Spotted at Gatwick South yesterday, a FlyBE flight to Guernsey with codeshare BA 6181.
Was this a one-off or are BA seriously flying to Guernsey (even if via FlyBE planes)? I can see no mention on the flight on ba.com - the website does not even admit to flying to Guernsey at all.
And as a side issue, if you are a BA passenger in Gatwick South, which lounge can you use?
Suspect it's a hark back to when Flybe took over BA Connect, nee British Regional Airlines etc - the regional franchise routes of BA. They still have BA codeshare numbers on the other routes from Gatwick, some of which you used to be able to book online with BA, and presumably interline with BA mainline flights from the north terminal - or maybe that's asking a bit much.

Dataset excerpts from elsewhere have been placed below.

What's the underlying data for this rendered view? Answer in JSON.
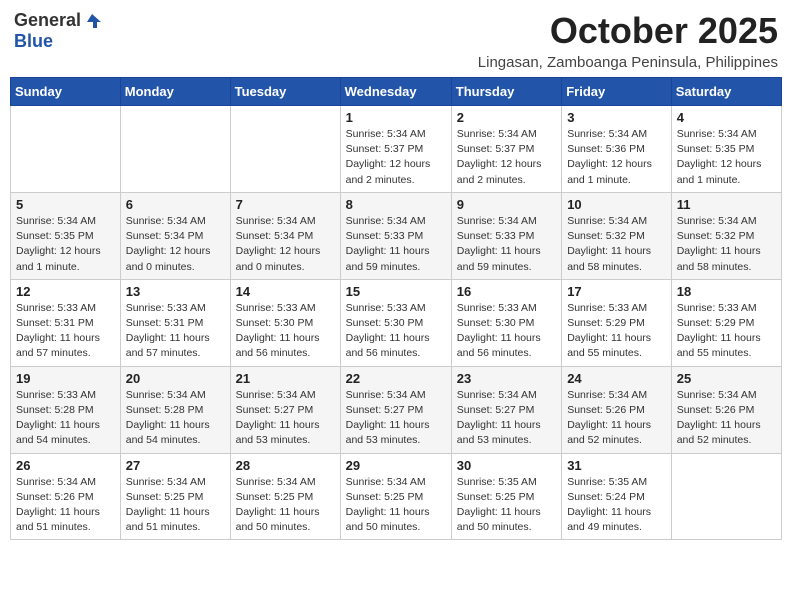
{
  "header": {
    "logo_general": "General",
    "logo_blue": "Blue",
    "month_title": "October 2025",
    "location": "Lingasan, Zamboanga Peninsula, Philippines"
  },
  "weekdays": [
    "Sunday",
    "Monday",
    "Tuesday",
    "Wednesday",
    "Thursday",
    "Friday",
    "Saturday"
  ],
  "weeks": [
    [
      {
        "day": "",
        "info": ""
      },
      {
        "day": "",
        "info": ""
      },
      {
        "day": "",
        "info": ""
      },
      {
        "day": "1",
        "info": "Sunrise: 5:34 AM\nSunset: 5:37 PM\nDaylight: 12 hours\nand 2 minutes."
      },
      {
        "day": "2",
        "info": "Sunrise: 5:34 AM\nSunset: 5:37 PM\nDaylight: 12 hours\nand 2 minutes."
      },
      {
        "day": "3",
        "info": "Sunrise: 5:34 AM\nSunset: 5:36 PM\nDaylight: 12 hours\nand 1 minute."
      },
      {
        "day": "4",
        "info": "Sunrise: 5:34 AM\nSunset: 5:35 PM\nDaylight: 12 hours\nand 1 minute."
      }
    ],
    [
      {
        "day": "5",
        "info": "Sunrise: 5:34 AM\nSunset: 5:35 PM\nDaylight: 12 hours\nand 1 minute."
      },
      {
        "day": "6",
        "info": "Sunrise: 5:34 AM\nSunset: 5:34 PM\nDaylight: 12 hours\nand 0 minutes."
      },
      {
        "day": "7",
        "info": "Sunrise: 5:34 AM\nSunset: 5:34 PM\nDaylight: 12 hours\nand 0 minutes."
      },
      {
        "day": "8",
        "info": "Sunrise: 5:34 AM\nSunset: 5:33 PM\nDaylight: 11 hours\nand 59 minutes."
      },
      {
        "day": "9",
        "info": "Sunrise: 5:34 AM\nSunset: 5:33 PM\nDaylight: 11 hours\nand 59 minutes."
      },
      {
        "day": "10",
        "info": "Sunrise: 5:34 AM\nSunset: 5:32 PM\nDaylight: 11 hours\nand 58 minutes."
      },
      {
        "day": "11",
        "info": "Sunrise: 5:34 AM\nSunset: 5:32 PM\nDaylight: 11 hours\nand 58 minutes."
      }
    ],
    [
      {
        "day": "12",
        "info": "Sunrise: 5:33 AM\nSunset: 5:31 PM\nDaylight: 11 hours\nand 57 minutes."
      },
      {
        "day": "13",
        "info": "Sunrise: 5:33 AM\nSunset: 5:31 PM\nDaylight: 11 hours\nand 57 minutes."
      },
      {
        "day": "14",
        "info": "Sunrise: 5:33 AM\nSunset: 5:30 PM\nDaylight: 11 hours\nand 56 minutes."
      },
      {
        "day": "15",
        "info": "Sunrise: 5:33 AM\nSunset: 5:30 PM\nDaylight: 11 hours\nand 56 minutes."
      },
      {
        "day": "16",
        "info": "Sunrise: 5:33 AM\nSunset: 5:30 PM\nDaylight: 11 hours\nand 56 minutes."
      },
      {
        "day": "17",
        "info": "Sunrise: 5:33 AM\nSunset: 5:29 PM\nDaylight: 11 hours\nand 55 minutes."
      },
      {
        "day": "18",
        "info": "Sunrise: 5:33 AM\nSunset: 5:29 PM\nDaylight: 11 hours\nand 55 minutes."
      }
    ],
    [
      {
        "day": "19",
        "info": "Sunrise: 5:33 AM\nSunset: 5:28 PM\nDaylight: 11 hours\nand 54 minutes."
      },
      {
        "day": "20",
        "info": "Sunrise: 5:34 AM\nSunset: 5:28 PM\nDaylight: 11 hours\nand 54 minutes."
      },
      {
        "day": "21",
        "info": "Sunrise: 5:34 AM\nSunset: 5:27 PM\nDaylight: 11 hours\nand 53 minutes."
      },
      {
        "day": "22",
        "info": "Sunrise: 5:34 AM\nSunset: 5:27 PM\nDaylight: 11 hours\nand 53 minutes."
      },
      {
        "day": "23",
        "info": "Sunrise: 5:34 AM\nSunset: 5:27 PM\nDaylight: 11 hours\nand 53 minutes."
      },
      {
        "day": "24",
        "info": "Sunrise: 5:34 AM\nSunset: 5:26 PM\nDaylight: 11 hours\nand 52 minutes."
      },
      {
        "day": "25",
        "info": "Sunrise: 5:34 AM\nSunset: 5:26 PM\nDaylight: 11 hours\nand 52 minutes."
      }
    ],
    [
      {
        "day": "26",
        "info": "Sunrise: 5:34 AM\nSunset: 5:26 PM\nDaylight: 11 hours\nand 51 minutes."
      },
      {
        "day": "27",
        "info": "Sunrise: 5:34 AM\nSunset: 5:25 PM\nDaylight: 11 hours\nand 51 minutes."
      },
      {
        "day": "28",
        "info": "Sunrise: 5:34 AM\nSunset: 5:25 PM\nDaylight: 11 hours\nand 50 minutes."
      },
      {
        "day": "29",
        "info": "Sunrise: 5:34 AM\nSunset: 5:25 PM\nDaylight: 11 hours\nand 50 minutes."
      },
      {
        "day": "30",
        "info": "Sunrise: 5:35 AM\nSunset: 5:25 PM\nDaylight: 11 hours\nand 50 minutes."
      },
      {
        "day": "31",
        "info": "Sunrise: 5:35 AM\nSunset: 5:24 PM\nDaylight: 11 hours\nand 49 minutes."
      },
      {
        "day": "",
        "info": ""
      }
    ]
  ]
}
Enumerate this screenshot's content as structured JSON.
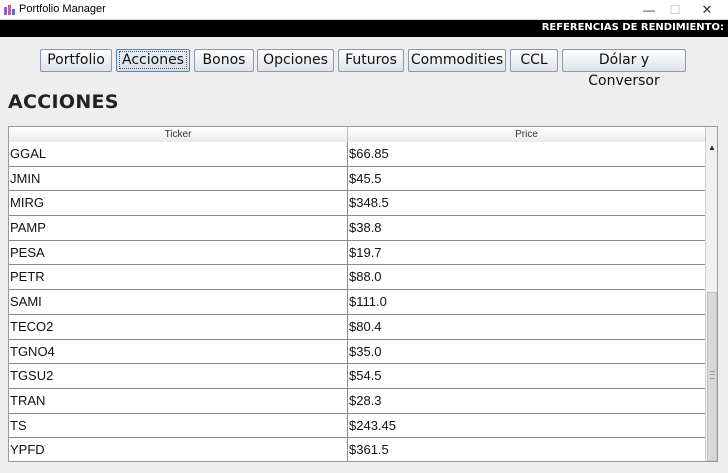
{
  "window": {
    "title": "Portfolio Manager",
    "minimize_glyph": "—",
    "maximize_glyph": "☐",
    "close_glyph": "✕"
  },
  "reference_bar": {
    "label": "REFERENCIAS DE RENDIMIENTO:"
  },
  "nav": {
    "buttons": [
      "Portfolio",
      "Acciones",
      "Bonos",
      "Opciones",
      "Futuros",
      "Commodities",
      "CCL",
      "Dólar y Conversor"
    ],
    "active": "Acciones"
  },
  "section": {
    "title": "ACCIONES"
  },
  "table": {
    "columns": [
      "Ticker",
      "Price"
    ],
    "rows": [
      [
        "GGAL",
        "$66.85"
      ],
      [
        "JMIN",
        "$45.5"
      ],
      [
        "MIRG",
        "$348.5"
      ],
      [
        "PAMP",
        "$38.8"
      ],
      [
        "PESA",
        "$19.7"
      ],
      [
        "PETR",
        "$88.0"
      ],
      [
        "SAMI",
        "$111.0"
      ],
      [
        "TECO2",
        "$80.4"
      ],
      [
        "TGNO4",
        "$35.0"
      ],
      [
        "TGSU2",
        "$54.5"
      ],
      [
        "TRAN",
        "$28.3"
      ],
      [
        "TS",
        "$243.45"
      ],
      [
        "YPFD",
        "$361.5"
      ]
    ],
    "scroll_up_glyph": "▲"
  },
  "colors": {
    "reference_bar_bg": "#000000",
    "active_border": "#5b7fb3"
  }
}
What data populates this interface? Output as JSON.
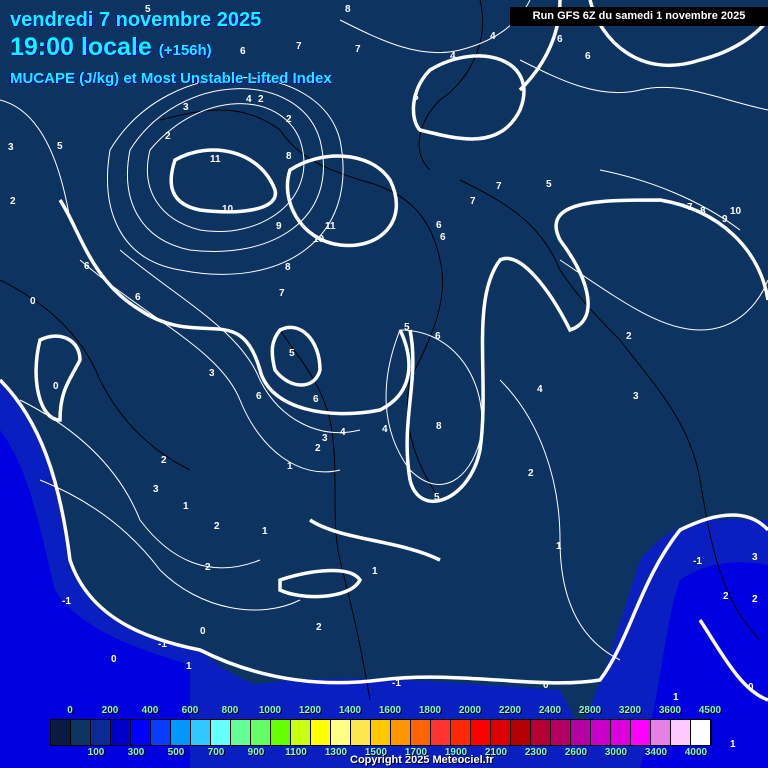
{
  "header": {
    "date": "vendredi 7 novembre 2025",
    "time": "19:00 locale",
    "lead": "(+156h)",
    "product": "MUCAPE (J/kg) et Most Unstable Lifted Index",
    "run": "Run GFS 6Z du samedi 1 novembre 2025"
  },
  "legend": {
    "colors": [
      "#0a1a40",
      "#0d3461",
      "#0a2a96",
      "#0000c8",
      "#0000ff",
      "#0a3cff",
      "#0096ff",
      "#32c8ff",
      "#64ffff",
      "#64ff96",
      "#64ff64",
      "#64ff00",
      "#c8ff14",
      "#ffff00",
      "#ffff80",
      "#ffe650",
      "#ffc800",
      "#ff9600",
      "#ff6400",
      "#ff3232",
      "#ff2800",
      "#ff0000",
      "#dc0000",
      "#b40000",
      "#b40032",
      "#b40064",
      "#b400a0",
      "#c800c8",
      "#dc00dc",
      "#ff00ff",
      "#e680e6",
      "#ffc8ff",
      "#ffffff"
    ],
    "top_labels": [
      "0",
      "200",
      "400",
      "600",
      "800",
      "1000",
      "1200",
      "1400",
      "1600",
      "1800",
      "2000",
      "2200",
      "2400",
      "2800",
      "3200",
      "3600",
      "4500"
    ],
    "bottom_labels": [
      "100",
      "300",
      "500",
      "700",
      "900",
      "1100",
      "1300",
      "1500",
      "1700",
      "1900",
      "2100",
      "2300",
      "2600",
      "3000",
      "3400",
      "4000"
    ]
  },
  "contour_labels": [
    "5",
    "8",
    "6",
    "7",
    "7",
    "4",
    "4",
    "6",
    "6",
    "3",
    "2",
    "4",
    "2",
    "2",
    "8",
    "5",
    "11",
    "10",
    "9",
    "10",
    "11",
    "8",
    "7",
    "6",
    "6",
    "3",
    "2",
    "6",
    "7",
    "7",
    "5",
    "6",
    "6",
    "7",
    "8",
    "10",
    "9",
    "0",
    "0",
    "5",
    "5",
    "6",
    "3",
    "6",
    "6",
    "4",
    "4",
    "8",
    "3",
    "2",
    "3",
    "2",
    "1",
    "2",
    "1",
    "1",
    "2",
    "2",
    "2",
    "1",
    "0",
    "0",
    "1",
    "-1",
    "-1",
    "5",
    "1",
    "2",
    "4",
    "3",
    "-1",
    "2",
    "2",
    "3",
    "0",
    "0",
    "1",
    "-1",
    "1"
  ],
  "copyright": "Copyright 2025 Meteociel.fr"
}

I think the lounge is called Wetherspoon's.
NTarrant - 24/05/2011 21:15 GMT
Its an interesting one. BA never did LGW-GCI, in fact LGW-JER was originally British Caledonian. LGW-GCI was British Island Airways using Dart Heralds (whoops showing ones age here!). Certainly in those days the runway would not take a jet of any kind. They became Air UK which these are the forrunners to FlyBe.
Certainly up to about two years ago you could book MAN-EDI on Flybe through ba.com. But no tier points, miles or OnBusiness points
VintageKrug - 24/05/2011 22:33 GMT
There are a range of BA/FlyMaybe codeshares which started recently.
This further extends the BA network (BA owns 15% of FlyBe).
Nigel, I am not sure that Air UK were forrunners of Flybe - they morphed into KLM UK and then all non-Amsterdam routes died. Flybe was born as Jersey European, I think.
NTarrant - 25/05/2011 08:05 GMT
Tom, yes you are right but all Flybe's Channel Island services are former BIA/Air UK services.
Blimey, I remember the Dart Herald. My first experience of air travel was on one from LGW to Guernsey back in 1979. I remember Guernsey airport being pretty basic - bags were offloaded from plane onto trolley pulled by a farm tractor. The baggage system was a collection of wooden rollers - not motorised. IIRC Guernsey had a restriction on jets due to a combination of the noise and short runway. Have sneaking feeling that ground power was also absent.
edinv54 - 25/05/2011 08:51 GMT
LGW/GCI was one of 26 BA routes axed in 1980 as part of a major cost-cutting programme in its run up to privatisation.
- An excercise which appears to continue today?